= Warwick McKibbin =

Australian academic

Warwick James McKibbin (born 21 April 1957 in Sydney) is an Australian Emeritus Professor of Economics and Public Policy at the Australian National University and a nonresident senior fellow at the Peterson Institute for International Economics who works across a wide range of areas in applied policy. He has published more than 200 scholarly articles and several books and is internationally known for his contribution to global economic modelling.

==Education==
He initially studied at the University of New South Wales, where he received a bachelor's degree with First Class Honours in both economics and econometrics and was awarded the University Medal in 1980. McKibbin then studied under Jeffrey Sachs at Harvard University and was awarded a PhD in economics in 1986.

==Roles==
He was founding director of the ANU Research School of Economics until stepping down in mid-2012. He moved to the Crawford School of Public Policy at ANU in August 2012. He is also an adjunct professor of the Australian Centre for Economic Research on Health. He formed the ANU Centre for Applied Macroeconomic Analysis (CAMA) in 2003 and was the inaugural director of CAMA.

McKibbin is a nonresident senior fellow at the Peterson Institute for International Economics in Washington, DC. He was the professorial fellow of the Lowy Institute for International Policy in Sydney and a non-resident senior fellow at The Brookings Institution in Washington, DC, where he co-directed the climate change program.

McKibbin is CEO and Founder on McKibbin Software Group Pty Ltd.

He was a former member of the board of the Reserve Bank of Australia after being appointed by the Howard Government in July 2001 until the end of his term at the end of July 2011. McKibbin was also a member of the Australian Prime Minister's Science Engineering and Innovation Council under the Howard Government (2005–2007).

He was made a Fellow of the Australian Academy of Social Sciences at the age of 40 and in 2001 was awarded the Centenary Medal For service to Australian society through economic policy and tertiary education.

==Collaborations==
The McKibbin-Sachs Global Model is a global economic model developed originally in 1984 jointly with Jeffrey Sachs and is a widely used intertemporal general equilibrium model of the world economy.

The G-Cubed Model is a global economic model developed in 1991 jointly with Peter Wilcoxen and is a widely used multi-sector intertemporal general equilibrium model of the world economy.

The Henderson McKibbin Taylor Rule for Monetary Policy was first proposed by Dale W. Henderson and Warwick McKibbin in 1993 and simultaneously by John B. Taylor.

The McKibbin-Wilcoxen Blueprint also known as the McKibbin Wilcoxen Hybrid. McKibbin (Australian National University) and Peter Wilcoxen (Syracuse University) outline various approaches to climate change policy. They argue that the issue of taking action against climate change should be separated from the issue of whether Australia should ratify the Kyoto Protocol. Once the Kyoto Protocol is set aside it is clear that there are better options available.
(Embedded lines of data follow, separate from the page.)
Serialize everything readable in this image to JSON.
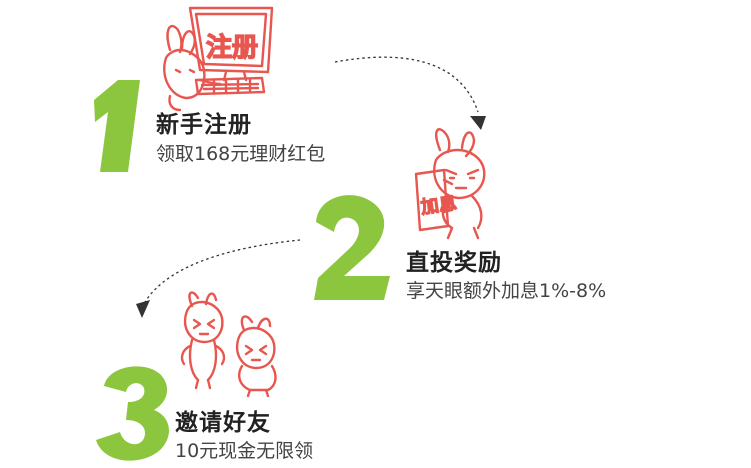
{
  "accent_color": "#8cc63e",
  "illustration_color": "#e8574f",
  "arrow_color": "#333333",
  "steps": [
    {
      "number": "1",
      "title": "新手注册",
      "desc": "领取168元理财红包",
      "illustration": "rabbit-at-computer",
      "screen_text": "注册"
    },
    {
      "number": "2",
      "title": "直投奖励",
      "desc": "享天眼额外加息1%-8%",
      "illustration": "rabbit-holding-sign",
      "sign_text": "加息"
    },
    {
      "number": "3",
      "title": "邀请好友",
      "desc": "10元现金无限领",
      "illustration": "two-rabbits"
    }
  ]
}
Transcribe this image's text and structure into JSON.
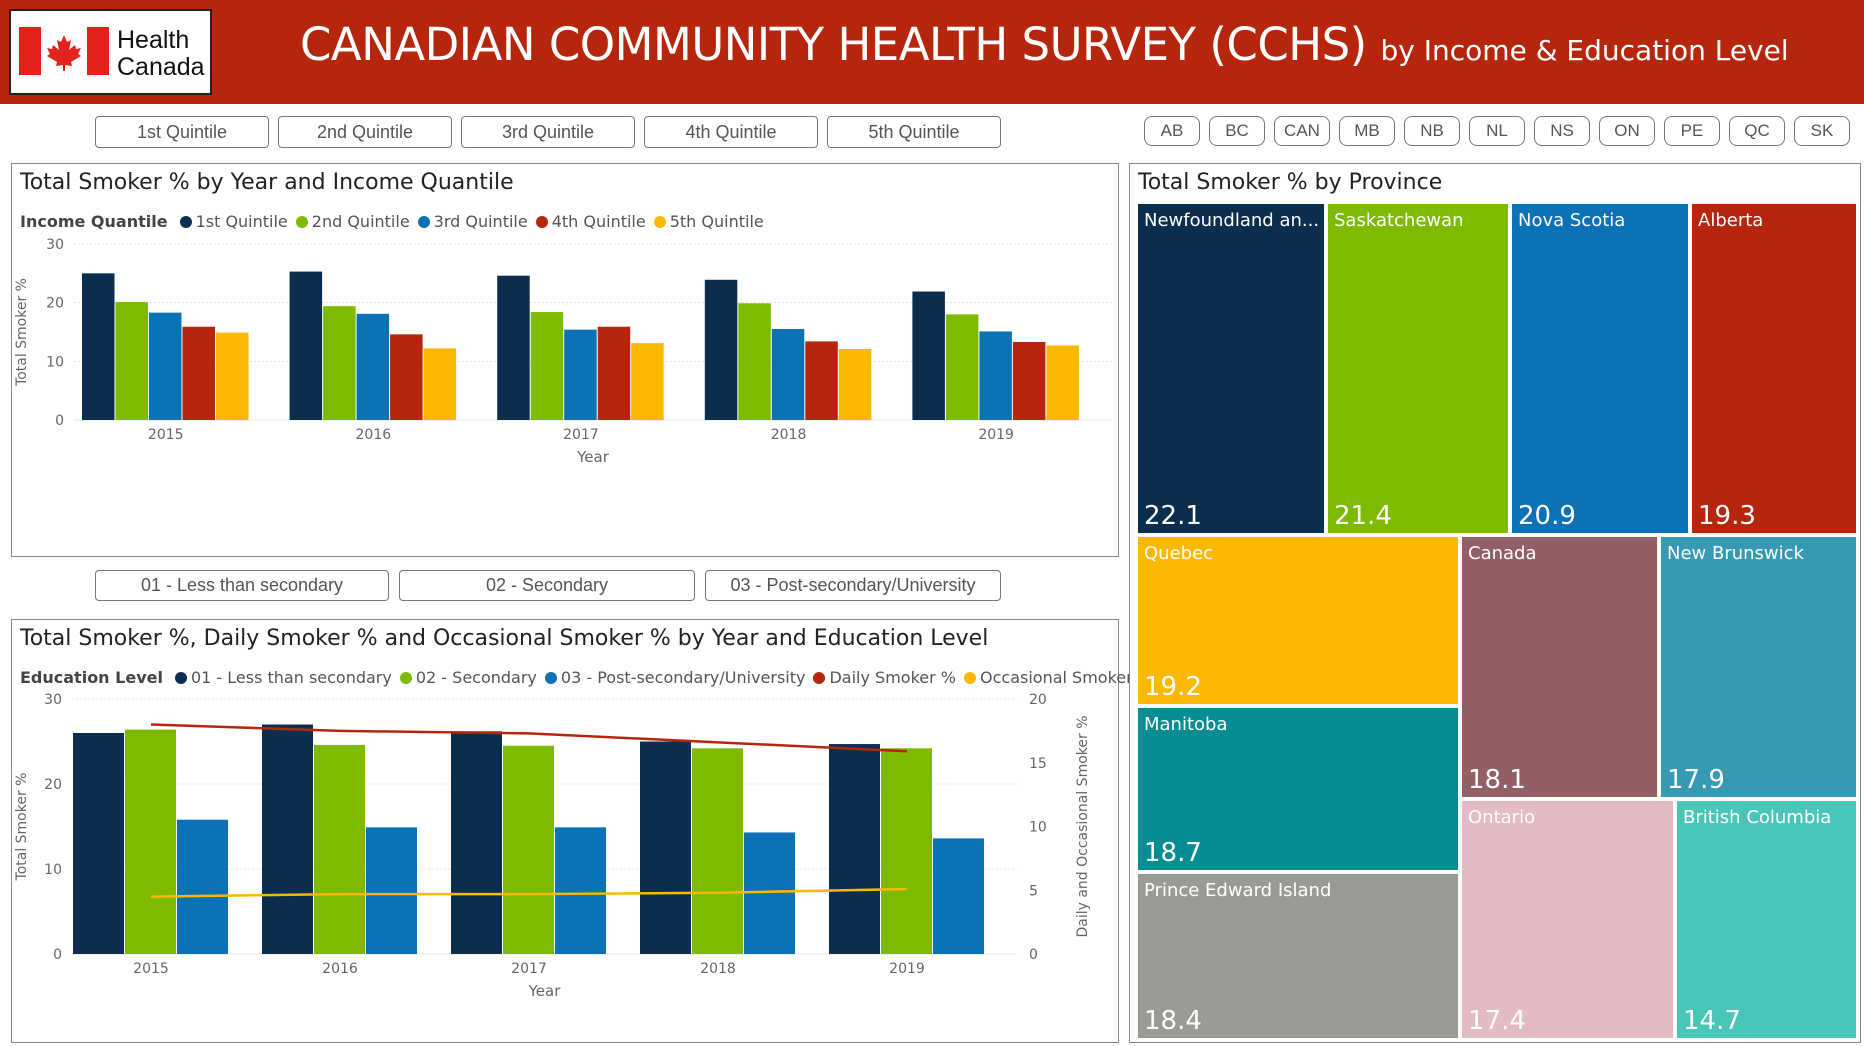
{
  "header": {
    "logo_line1": "Health",
    "logo_line2": "Canada",
    "title": "CANADIAN COMMUNITY HEALTH SURVEY (CCHS)",
    "subtitle": "by Income & Education Level"
  },
  "colors": {
    "header_bg": "#b6260c",
    "navy": "#0b2e4f",
    "green": "#7dba00",
    "blue": "#0b72b5",
    "red": "#b6260c",
    "yellow": "#fbb800"
  },
  "quintile_buttons": [
    "1st Quintile",
    "2nd Quintile",
    "3rd Quintile",
    "4th Quintile",
    "5th Quintile"
  ],
  "province_buttons": [
    "AB",
    "BC",
    "CAN",
    "MB",
    "NB",
    "NL",
    "NS",
    "ON",
    "PE",
    "QC",
    "SK"
  ],
  "education_buttons": [
    "01 - Less than secondary",
    "02 - Secondary",
    "03 - Post-secondary/University"
  ],
  "chart_data": [
    {
      "type": "bar",
      "title": "Total Smoker % by Year and Income Quantile",
      "legend_title": "Income Quantile",
      "xlabel": "Year",
      "ylabel": "Total Smoker %",
      "ylim": [
        0,
        30
      ],
      "yticks": [
        0,
        10,
        20,
        30
      ],
      "categories": [
        "2015",
        "2016",
        "2017",
        "2018",
        "2019"
      ],
      "series": [
        {
          "name": "1st Quintile",
          "color": "#0b2e4f",
          "values": [
            25.0,
            25.3,
            24.6,
            23.9,
            21.9
          ]
        },
        {
          "name": "2nd Quintile",
          "color": "#7dba00",
          "values": [
            20.1,
            19.4,
            18.4,
            19.9,
            18.0
          ]
        },
        {
          "name": "3rd Quintile",
          "color": "#0b72b5",
          "values": [
            18.3,
            18.1,
            15.4,
            15.5,
            15.1
          ]
        },
        {
          "name": "4th Quintile",
          "color": "#b6260c",
          "values": [
            15.9,
            14.6,
            15.9,
            13.4,
            13.3
          ]
        },
        {
          "name": "5th Quintile",
          "color": "#fbb800",
          "values": [
            14.9,
            12.2,
            13.1,
            12.1,
            12.7
          ]
        }
      ],
      "grid": true,
      "legend_position": "top-left"
    },
    {
      "type": "bar",
      "title": "Total Smoker %, Daily Smoker % and Occasional Smoker % by Year and Education Level",
      "legend_title": "Education Level",
      "xlabel": "Year",
      "ylabel": "Total Smoker %",
      "y2label": "Daily and Occasional Smoker %",
      "ylim": [
        0,
        30
      ],
      "yticks": [
        0,
        10,
        20,
        30
      ],
      "y2lim": [
        0,
        20
      ],
      "y2ticks": [
        0,
        5,
        10,
        15,
        20
      ],
      "categories": [
        "2015",
        "2016",
        "2017",
        "2018",
        "2019"
      ],
      "series": [
        {
          "name": "01 - Less than secondary",
          "color": "#0b2e4f",
          "values": [
            26.0,
            27.0,
            26.2,
            25.0,
            24.7
          ]
        },
        {
          "name": "02 - Secondary",
          "color": "#7dba00",
          "values": [
            26.4,
            24.6,
            24.5,
            24.2,
            24.2
          ]
        },
        {
          "name": "03 - Post-secondary/University",
          "color": "#0b72b5",
          "values": [
            15.8,
            14.9,
            14.9,
            14.3,
            13.6
          ]
        }
      ],
      "lines": [
        {
          "name": "Daily Smoker %",
          "color": "#b6260c",
          "axis": "y2",
          "values": [
            18.0,
            17.5,
            17.3,
            16.6,
            15.9
          ]
        },
        {
          "name": "Occasional Smoker %",
          "color": "#fbb800",
          "axis": "y2",
          "values": [
            4.5,
            4.7,
            4.7,
            4.8,
            5.1
          ]
        }
      ],
      "grid": true,
      "legend_position": "top-left"
    },
    {
      "type": "treemap",
      "title": "Total Smoker % by Province",
      "items": [
        {
          "name": "Newfoundland an...",
          "value": "22.1",
          "color": "#0b2e4f",
          "name_color": "#ffffff"
        },
        {
          "name": "Saskatchewan",
          "value": "21.4",
          "color": "#7dba00",
          "name_color": "#ffffff"
        },
        {
          "name": "Nova Scotia",
          "value": "20.9",
          "color": "#0b72b5",
          "name_color": "#ffffff"
        },
        {
          "name": "Alberta",
          "value": "19.3",
          "color": "#b6260c",
          "name_color": "#ffffff"
        },
        {
          "name": "Quebec",
          "value": "19.2",
          "color": "#fbb800",
          "name_color": "#ffffff"
        },
        {
          "name": "Canada",
          "value": "18.1",
          "color": "#915f64",
          "name_color": "#ffffff"
        },
        {
          "name": "New Brunswick",
          "value": "17.9",
          "color": "#3799b3",
          "name_color": "#ffffff"
        },
        {
          "name": "Manitoba",
          "value": "18.7",
          "color": "#058d92",
          "name_color": "#ffffff"
        },
        {
          "name": "Prince Edward Island",
          "value": "18.4",
          "color": "#9c9a96",
          "name_color": "#ffffff"
        },
        {
          "name": "Ontario",
          "value": "17.4",
          "color": "#e2bcc2",
          "name_color": "#ffffff"
        },
        {
          "name": "British Columbia",
          "value": "14.7",
          "color": "#4ac6b9",
          "name_color": "#ffffff"
        }
      ]
    }
  ]
}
They argue that Kyoto Protocol-based carbon-trading systems are too inflexible/brittle to attract developing countries (particularly China & India). A better system would need to be flexible enough to refine outcomes over time (as new data become available).

==Honours and awards==
McKibbin was awarded the Order of Australia in 2016 "For Distinguished Service to Education as an Economist, Particularly in the Area of Global Climate Policy, and to Financial Institutions and International Organisations" and the Centenary medal in 2001 "For Service to Australian Society through Economic Policy and Tertiary Education".